Throughput#

How many requests can your system handle per second?

That's throughput. Unlike latency which measures one request, throughput measures the system's total capacity.

Latency vs Throughput — the distinction#

You already know latency — how long one request takes, end to end, from the moment the client sends the request to the moment the response arrives back.

Throughput is also measured end to end — a request is only counted as "served" when the full response is back at the client.

The difference is what they're counting: - Latency — how long did that round trip take for one request - Throughput — how many complete round trips happened per second

The units#

Term	Used for
RPS (Requests Per Second)	General APIs and services
QPS (Queries Per Second)	Databases specifically
bps / Mbps / Gbps (bits per second)	Data transfer — video streaming, file uploads

RPS and QPS mean the same thing

Just different terms depending on context. In interviews you'll hear both — they're interchangeable.

Start simple — one request at a time#

At its most basic, a server processes one request at a time.

Request comes in → server works on it → sends response back → only then picks up the next one.

If one request takes 100ms:

1000ms / 100ms = 10 requests per second

That's it. 10 RPS. Any extra requests arriving during that time just sit in a queue and wait.

Now introduce threads#

In reality, servers don't work like this. They use threads.

A thread is like a worker inside the server. Each thread handles one request independently. Multiple threads run in parallel — so multiple requests get processed at the same time.

Add 10 threads to that same server:

10 threads × 10 requests/sec each = 100 RPS

Same server. Same 100ms latency per request. Just 10 workers running in parallel instead of 1.

The formula

Step 1 — how many requests can one thread handle per second? 1000ms / latency per request = requests per second per thread

Step 2 — multiply by number of threads: Throughput = Threads × (1000ms / Latency per request)

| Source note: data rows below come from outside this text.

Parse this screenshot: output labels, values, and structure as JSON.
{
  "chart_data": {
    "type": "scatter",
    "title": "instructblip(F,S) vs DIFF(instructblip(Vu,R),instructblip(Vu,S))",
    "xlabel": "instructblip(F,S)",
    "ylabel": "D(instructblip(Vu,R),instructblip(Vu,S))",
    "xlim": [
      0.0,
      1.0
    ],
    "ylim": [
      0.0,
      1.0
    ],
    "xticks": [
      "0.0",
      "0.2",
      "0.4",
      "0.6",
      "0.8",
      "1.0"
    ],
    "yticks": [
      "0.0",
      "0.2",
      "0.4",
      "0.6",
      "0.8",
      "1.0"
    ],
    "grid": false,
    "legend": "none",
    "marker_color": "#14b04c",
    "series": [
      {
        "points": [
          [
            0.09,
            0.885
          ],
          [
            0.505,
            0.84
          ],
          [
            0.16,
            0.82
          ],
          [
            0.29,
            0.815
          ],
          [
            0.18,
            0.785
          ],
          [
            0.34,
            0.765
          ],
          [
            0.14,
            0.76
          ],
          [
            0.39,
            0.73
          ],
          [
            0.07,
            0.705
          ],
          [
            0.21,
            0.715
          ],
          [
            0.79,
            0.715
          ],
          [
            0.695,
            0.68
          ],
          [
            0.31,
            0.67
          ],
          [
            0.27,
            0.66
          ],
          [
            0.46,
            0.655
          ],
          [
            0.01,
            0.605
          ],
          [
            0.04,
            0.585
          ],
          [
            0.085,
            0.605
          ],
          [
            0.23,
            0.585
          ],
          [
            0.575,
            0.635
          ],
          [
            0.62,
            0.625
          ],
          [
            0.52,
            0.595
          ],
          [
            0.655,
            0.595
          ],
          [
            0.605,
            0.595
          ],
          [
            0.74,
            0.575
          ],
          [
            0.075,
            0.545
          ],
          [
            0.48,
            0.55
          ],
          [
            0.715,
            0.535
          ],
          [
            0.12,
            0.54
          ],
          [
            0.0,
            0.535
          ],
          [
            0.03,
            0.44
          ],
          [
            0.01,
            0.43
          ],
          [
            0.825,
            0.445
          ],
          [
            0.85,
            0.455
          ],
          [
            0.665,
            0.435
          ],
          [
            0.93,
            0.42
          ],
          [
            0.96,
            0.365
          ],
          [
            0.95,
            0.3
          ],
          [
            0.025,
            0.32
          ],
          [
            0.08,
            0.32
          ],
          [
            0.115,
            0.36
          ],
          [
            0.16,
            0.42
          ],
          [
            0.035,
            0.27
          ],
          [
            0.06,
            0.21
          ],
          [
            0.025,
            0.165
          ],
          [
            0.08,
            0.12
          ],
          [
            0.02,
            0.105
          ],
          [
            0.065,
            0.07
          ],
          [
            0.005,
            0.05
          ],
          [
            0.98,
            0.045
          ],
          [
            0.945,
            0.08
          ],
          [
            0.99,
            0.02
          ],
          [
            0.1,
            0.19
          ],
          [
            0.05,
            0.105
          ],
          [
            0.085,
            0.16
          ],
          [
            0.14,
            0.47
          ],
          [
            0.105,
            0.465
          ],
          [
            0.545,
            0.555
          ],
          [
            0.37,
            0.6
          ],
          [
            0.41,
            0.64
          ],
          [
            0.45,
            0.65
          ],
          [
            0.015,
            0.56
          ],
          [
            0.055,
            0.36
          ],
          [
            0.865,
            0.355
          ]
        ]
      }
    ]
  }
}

Threads	Latency	Requests/sec per thread	Throughput
1	100ms	1000/100 = 10	1 × 10 = 10 RPS
10	100ms	1000/100 = 10	10 × 10 = 100 RPS
100	100ms	1000/100 = 10	100 × 10 = 1,000 RPS

What actually happens under real load#

Every web server runs with a thread pool — a fixed number of threads ready to handle requests simultaneously.

Here's what happens as traffic grows:

Requests arrive → free threads pick them up → processed in parallel ✅
More requests arrive than free threads → they sit in a queue and wait ⏳
Queue fills up completely → server starts rejecting requests ❌

That rejection is the 503 Service Unavailable error. The server isn't broken — every thread is busy and the queue is full. It has no choice but to turn requests away.

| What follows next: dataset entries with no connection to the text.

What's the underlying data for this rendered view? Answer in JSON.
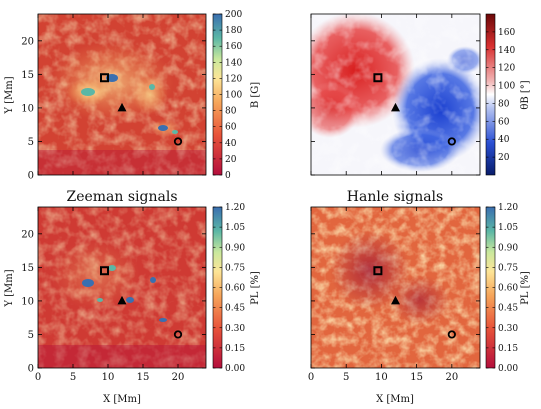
{
  "chart_data": [
    {
      "type": "heatmap",
      "panel": "top-left",
      "title": "",
      "xlabel": "",
      "ylabel": "Y [Mm]",
      "xlim": [
        0,
        24
      ],
      "ylim": [
        0,
        24
      ],
      "xticks": [],
      "yticks": [
        0,
        5,
        10,
        15,
        20
      ],
      "colorbar": {
        "label": "B [G]",
        "range": [
          0,
          200
        ],
        "ticks": [
          0,
          20,
          40,
          60,
          80,
          100,
          120,
          140,
          160,
          180,
          200
        ]
      },
      "colormap": "red-orange-yellow-green-blue",
      "markers": [
        {
          "shape": "square",
          "x": 9.5,
          "y": 14.5
        },
        {
          "shape": "triangle",
          "x": 12,
          "y": 10
        },
        {
          "shape": "circle",
          "x": 20,
          "y": 5
        }
      ]
    },
    {
      "type": "heatmap",
      "panel": "top-right",
      "title": "",
      "xlabel": "",
      "ylabel": "",
      "xlim": [
        0,
        24
      ],
      "ylim": [
        0,
        24
      ],
      "xticks": [],
      "yticks": [],
      "colorbar": {
        "label": "θB [°]",
        "range": [
          0,
          180
        ],
        "ticks": [
          20,
          40,
          60,
          80,
          100,
          120,
          140,
          160
        ]
      },
      "colormap": "blue-white-red",
      "markers": [
        {
          "shape": "square",
          "x": 9.5,
          "y": 14.5
        },
        {
          "shape": "triangle",
          "x": 12,
          "y": 10
        },
        {
          "shape": "circle",
          "x": 20,
          "y": 5
        }
      ]
    },
    {
      "type": "heatmap",
      "panel": "bottom-left",
      "title": "Zeeman signals",
      "xlabel": "X [Mm]",
      "ylabel": "Y [Mm]",
      "xlim": [
        0,
        24
      ],
      "ylim": [
        0,
        24
      ],
      "xticks": [
        0,
        5,
        10,
        15,
        20
      ],
      "yticks": [
        0,
        5,
        10,
        15,
        20
      ],
      "colorbar": {
        "label": "PL [%]",
        "range": [
          0,
          1.2
        ],
        "ticks": [
          "0.00",
          "0.15",
          "0.30",
          "0.45",
          "0.60",
          "0.75",
          "0.90",
          "1.05",
          "1.20"
        ]
      },
      "colormap": "red-orange-yellow-green-blue",
      "markers": [
        {
          "shape": "square",
          "x": 9.5,
          "y": 14.5
        },
        {
          "shape": "triangle",
          "x": 12,
          "y": 10
        },
        {
          "shape": "circle",
          "x": 20,
          "y": 5
        }
      ]
    },
    {
      "type": "heatmap",
      "panel": "bottom-right",
      "title": "Hanle signals",
      "xlabel": "X [Mm]",
      "ylabel": "",
      "xlim": [
        0,
        24
      ],
      "ylim": [
        0,
        24
      ],
      "xticks": [
        0,
        5,
        10,
        15,
        20
      ],
      "yticks": [],
      "colorbar": {
        "label": "PL [%]",
        "range": [
          0,
          1.2
        ],
        "ticks": [
          "0.00",
          "0.15",
          "0.30",
          "0.45",
          "0.60",
          "0.75",
          "0.90",
          "1.05",
          "1.20"
        ]
      },
      "colormap": "red-orange-yellow-green-blue",
      "markers": [
        {
          "shape": "square",
          "x": 9.5,
          "y": 14.5
        },
        {
          "shape": "triangle",
          "x": 12,
          "y": 10
        },
        {
          "shape": "circle",
          "x": 20,
          "y": 5
        }
      ]
    }
  ]
}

This is exactly what happens when a big sale hits Amazon or tickets go on sale for a concert — servers get overwhelmed not because they're broken but because all threads are occupied.

Threads are not free

Each thread consumes RAM. You can't just set threads to 10,000 and call it done. There's a hard limit based on how much memory the server has. This is a real constraint engineers tune in production.

How to increase throughput#

Two levers:

Reduce latency — if each request is faster, each thread handles more requests per second
Add more threads / more servers — more parallel workers = more concurrent requests handled

Real world numbers#

System	Throughput
A basic single-thread server	~10–50 RPS
A typical production app server (50–200 threads)	~500–5,000 RPS
Nginx (reverse proxy, event-driven)	~50,000+ RPS on a single machine
Google Search	~100,000+ RPS globally
WhatsApp at peak	~500,000+ messages per second
Kafka (message queue)	Millions of messages per second per broker

Why Nginx handles so much more than a typical app server

Nginx doesn't use one thread per request. It uses an event-driven model — a small number of threads handle thousands of connections by never blocking and waiting. This is an advanced topic we'll cover later.